As a 2025-26 Old Dominion Research Professor in the Humanities Council, Eric Gregory (Religion), is focusing on an in-process book titled “The In-Gathering of Strangers: Global Justice and Political Theology,” which examines secular and religious perspectives on what human beings owe one another in a global age.  

Tell us why you chose your current research topic.

I am not sure one ever fully knows why a particular research topic is chosen. In my case, it was perhaps overdetermined. Debates about a shared humanity and the scope of duties to strangers have sponsored a large literature in contemporary philosophy, including important work by several Princeton colleagues on cosmopolitanism and global justice. The same cannot be said for religious ethics despite its significance for the origins of humanitarianism and international law responding to human misery. So I wanted to see how Jewish and Christian traditions might contribute both to the practical and theoretical dimensions of these debates given their historical influence and ongoing role in public discussions of topics like immigration, poverty, and war. I regularly teach on those topics, so the book project emerged from these settings. Finally, while at some distance from my prior book on Augustine and democratic citizenship, I have come to see it as something of a companion piece moving primarily from a national context to a global one.

What do you hope that this research will add to your field? 

I hope that this research will make contributions to intellectual history, political theology, and normative arguments about what we owe strangers in a global age at interpersonal and structural levels. This might trouble the ways that “religious” and “secular” are used in thinking about ethics and politics, even as it addresses the fraught nature of arguments defending “Christian” universalism against “Jewish” particularity. At the same time, especially given resurgent interest in religion and nationalism, I hope my defense of a version of liberal internationalism might respond to its critics on both the left and the right.

What’s one thing about your current project that you think would interest the public? 

For better or worse, it is not hard to motivate interest in the role of religion in public life or the contested relationship between national belonging and global solidarity. Competing interpretations of the parable of the Good Samaritan, for example, have been invoked in recent public controversies. The story, conventionally read, teaches the importance of universal concern for any human being. But not everyone shares the same convictions about what human beings owe one another and how best to meet human need. Situating these interpretations in a broader setting could potentially be of interest to a wider public tempted by despair in our catastrophic circumstances of human suffering.

Tell us about your year as an Old Dominion Research Professor. 

An “in-residence” leave is different for many reasons. I do not have to learn where to find books and good coffee. A break from the demands of teaching allows me to read more slowly and take advantage of Princeton’s intellectual community—especially across academic divisions—in ways that are difficult during a regular year, including scholarly exchanges with our many visitors. It also meant that I was able to see my two kids win their Princeton Middle School basketball championship!

Are there any memorable humanities events that you’ve attended this year?

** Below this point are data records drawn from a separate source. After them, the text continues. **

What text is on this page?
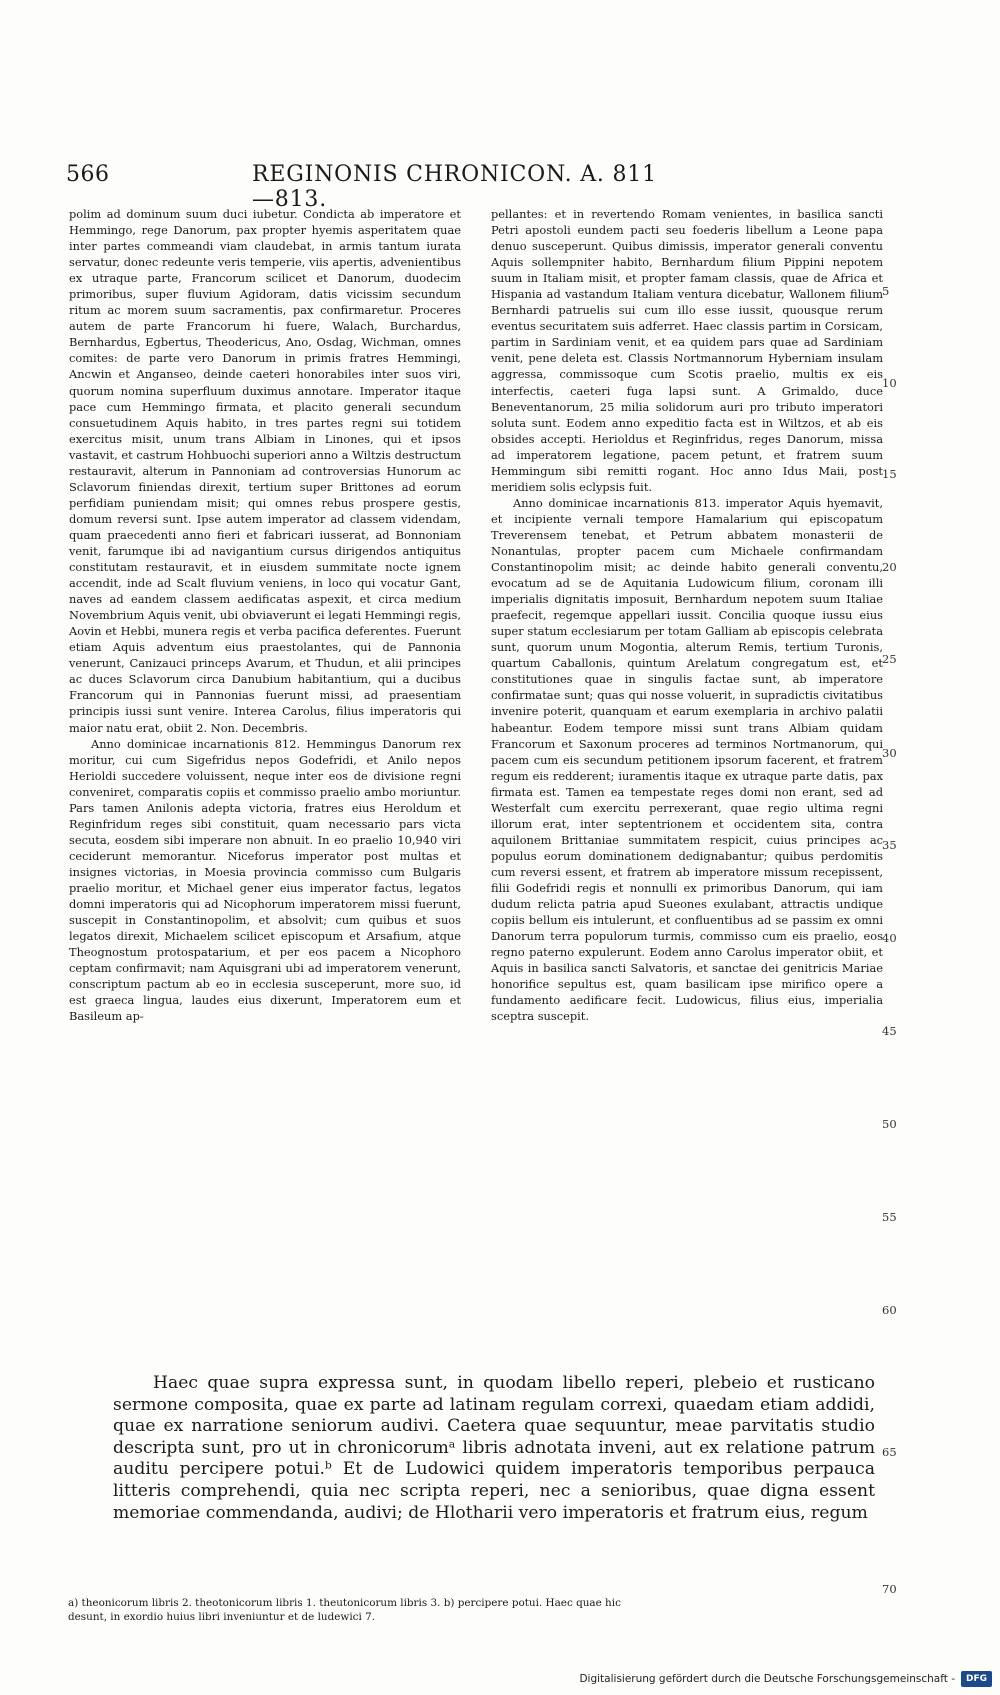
566	REGINONIS CHRONICON. A. 811—813.

polim ad dominum suum duci iubetur. Condicta ab imperatore et Hemmingo, rege Danorum, pax propter hyemis asperitatem quae inter partes commeandi viam claudebat, in armis tantum iurata servatur, donec redeunte veris temperie, viis apertis, advenientibus ex utraque parte, Francorum scilicet et Danorum, duodecim primoribus, super fluvium Agidoram, datis vicissim secundum ritum ac morem suum sacramentis, pax confirmaretur. Proceres autem de parte Francorum hi fuere, Walach, Burchardus, Bernhardus, Egbertus, Theodericus, Ano, Osdag, Wichman, omnes comites: de parte vero Danorum in primis fratres Hemmingi, Ancwin et Anganseo, deinde caeteri honorabiles inter suos viri, quorum nomina superfluum duximus annotare. Imperator itaque pace cum Hemmingo firmata, et placito generali secundum consuetudinem Aquis habito, in tres partes regni sui totidem exercitus misit, unum trans Albiam in Linones, qui et ipsos vastavit, et castrum Hohbuochi superiori anno a Wiltzis destructum restauravit, alterum in Pannoniam ad controversias Hunorum ac Sclavorum finiendas direxit, tertium super Brittones ad eorum perfidiam puniendam misit; qui omnes rebus prospere gestis, domum reversi sunt. Ipse autem imperator ad classem videndam, quam praecedenti anno fieri et fabricari iusserat, ad Bonnoniam venit, farumque ibi ad navigantium cursus dirigendos antiquitus constitutam restauravit, et in eiusdem summitate nocte ignem accendit, inde ad Scalt fluvium veniens, in loco qui vocatur Gant, naves ad eandem classem aedificatas aspexit, et circa medium Novembrium Aquis venit, ubi obviaverunt ei legati Hemmingi regis, Aovin et Hebbi, munera regis et verba pacifica deferentes. Fuerunt etiam Aquis adventum eius praestolantes, qui de Pannonia venerunt, Canizauci princeps Avarum, et Thudun, et alii principes ac duces Sclavorum circa Danubium habitantium, qui a ducibus Francorum qui in Pannonias fuerunt missi, ad praesentiam principis iussi sunt venire. Interea Carolus, filius imperatoris qui maior natu erat, obiit 2. Non. Decembris.

Anno dominicae incarnationis 812. Hemmingus Danorum rex moritur, cui cum Sigefridus nepos Godefridi, et Anilo nepos Herioldi succedere voluissent, neque inter eos de divisione regni conveniret, comparatis copiis et commisso praelio ambo moriuntur. Pars tamen Anilonis adepta victoria, fratres eius Heroldum et Reginfridum reges sibi constituit, quam necessario pars victa secuta, eosdem sibi imperare non abnuit. In eo praelio 10,940 viri ceciderunt memorantur. Niceforus imperator post multas et insignes victorias, in Moesia provincia commisso cum Bulgaris praelio moritur, et Michael gener eius imperator factus, legatos domni imperatoris qui ad Nicophorum imperatorem missi fuerunt, suscepit in Constantinopolim, et absolvit; cum quibus et suos legatos direxit, Michaelem scilicet episcopum et Arsafium, atque Theognostum protospatarium, et per eos pacem a Nicophoro ceptam confirmavit; nam Aquisgrani ubi ad imperatorem venerunt, conscriptum pactum ab eo in ecclesia susceperunt, more suo, id est graeca lingua, laudes eius dixerunt, Imperatorem eum et Basileum ap-

pellantes: et in revertendo Romam venientes, in basilica sancti Petri apostoli eundem pacti seu foederis libellum a Leone papa denuo susceperunt. Quibus dimissis, imperator generali conventu Aquis sollempniter habito, Bernhardum filium Pippini nepotem suum in Italiam misit, et propter famam classis, quae de Africa et Hispania ad vastandum Italiam ventura dicebatur, Wallonem filium Bernhardi patruelis sui cum illo esse iussit, quousque rerum eventus securitatem suis adferret. Haec classis partim in Corsicam, partim in Sardiniam venit, et ea quidem pars quae ad Sardiniam venit, pene deleta est. Classis Nortmannorum Hyberniam insulam aggressa, commissoque cum Scotis praelio, multis ex eis interfectis, caeteri fuga lapsi sunt. A Grimaldo, duce Beneventanorum, 25 milia solidorum auri pro tributo imperatori soluta sunt. Eodem anno expeditio facta est in Wiltzos, et ab eis obsides accepti. Herioldus et Reginfridus, reges Danorum, missa ad imperatorem legatione, pacem petunt, et fratrem suum Hemmingum sibi remitti rogant. Hoc anno Idus Maii, post meridiem solis eclypsis fuit.

Anno dominicae incarnationis 813. imperator Aquis hyemavit, et incipiente vernali tempore Hamalarium qui episcopatum Treverensem tenebat, et Petrum abbatem monasterii de Nonantulas, propter pacem cum Michaele confirmandam Constantinopolim misit; ac deinde habito generali conventu, evocatum ad se de Aquitania Ludowicum filium, coronam illi imperialis dignitatis imposuit, Bernhardum nepotem suum Italiae praefecit, regemque appellari iussit. Concilia quoque iussu eius super statum ecclesiarum per totam Galliam ab episcopis celebrata sunt, quorum unum Mogontia, alterum Remis, tertium Turonis, quartum Caballonis, quintum Arelatum congregatum est, et constitutiones quae in singulis factae sunt, ab imperatore confirmatae sunt; quas qui nosse voluerit, in supradictis civitatibus invenire poterit, quanquam et earum exemplaria in archivo palatii habeantur. Eodem tempore missi sunt trans Albiam quidam Francorum et Saxonum proceres ad terminos Nortmanorum, qui pacem cum eis secundum petitionem ipsorum facerent, et fratrem regum eis redderent; iuramentis itaque ex utraque parte datis, pax firmata est. Tamen ea tempestate reges domi non erant, sed ad Westerfalt cum exercitu perrexerant, quae regio ultima regni illorum erat, inter septentrionem et occidentem sita, contra aquilonem Brittaniae summitatem respicit, cuius principes ac populus eorum dominationem dedignabantur; quibus perdomitis cum reversi essent, et fratrem ab imperatore missum recepissent, filii Godefridi regis et nonnulli ex primoribus Danorum, qui iam dudum relicta patria apud Sueones exulabant, attractis undique copiis bellum eis intulerunt, et confluentibus ad se passim ex omni Danorum terra populorum turmis, commisso cum eis praelio, eos regno paterno expulerunt. Eodem anno Carolus imperator obiit, et Aquis in basilica sancti Salvatoris, et sanctae dei genitricis Mariae honorifice sepultus est, quam basilicam ipse mirifico opere a fundamento aedificare fecit. Ludowicus, filius eius, imperialia sceptra suscepit.

5
10
15
20
25
30
35
40
45
50
55
60
65
70

Haec quae supra expressa sunt, in quodam libello reperi, plebeio et rusticano sermone composita, quae ex parte ad latinam regulam correxi, quaedam etiam addidi, quae ex narratione seniorum audivi. Caetera quae sequuntur, meae parvitatis studio descripta sunt, pro ut in chronicorumᵃ libris adnotata inveni, aut ex relatione patrum auditu percipere potui.ᵇ Et de Ludowici quidem imperatoris temporibus perpauca litteris comprehendi, quia nec scripta reperi, nec a senioribus, quae digna essent memoriae commendanda, audivi; de Hlotharii vero imperatoris et fratrum eius, regum

a) theonicorum libris 2. theotonicorum libris 1. theutonicorum libris 3. b) percipere potui. Haec quae hic

desunt, in exordio huius libri inveniuntur et de ludewici 7.

Digitalisierung gefördert durch die Deutsche Forschungsgemeinschaft -	DFG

A highlight of my Old Dominion year has been the weekly gatherings of the Society of Fellows. These interdisciplinary conversations with faculty and postdoctoral fellows give me hope for the future of the humanities.

Is there any other piece of your work that you’d like to highlight? 

Apart from work on the book project, this sabbatical year allowed me to edit a special journal issue on Christianity and the liberal political tradition, including an article on “The Church of England as Liberal Christian Nationalism.” I published another journal article, “Christian Ethics and the Arc of the Universe: King, Augustine, and the Philosophy of History,” and a book review on the historiography of late antiquity. I also gave a talk at the National Press Club in Washington, D.C., on “Politics and the Problem of Dirty Hands.” Later this term, I will present at a conference at Oxford University on “Reimagining Humanism: Religious Humanisms as Frameworks for Building a Common Life in a Fractured World.” I am grateful to the Humanities Council for its support.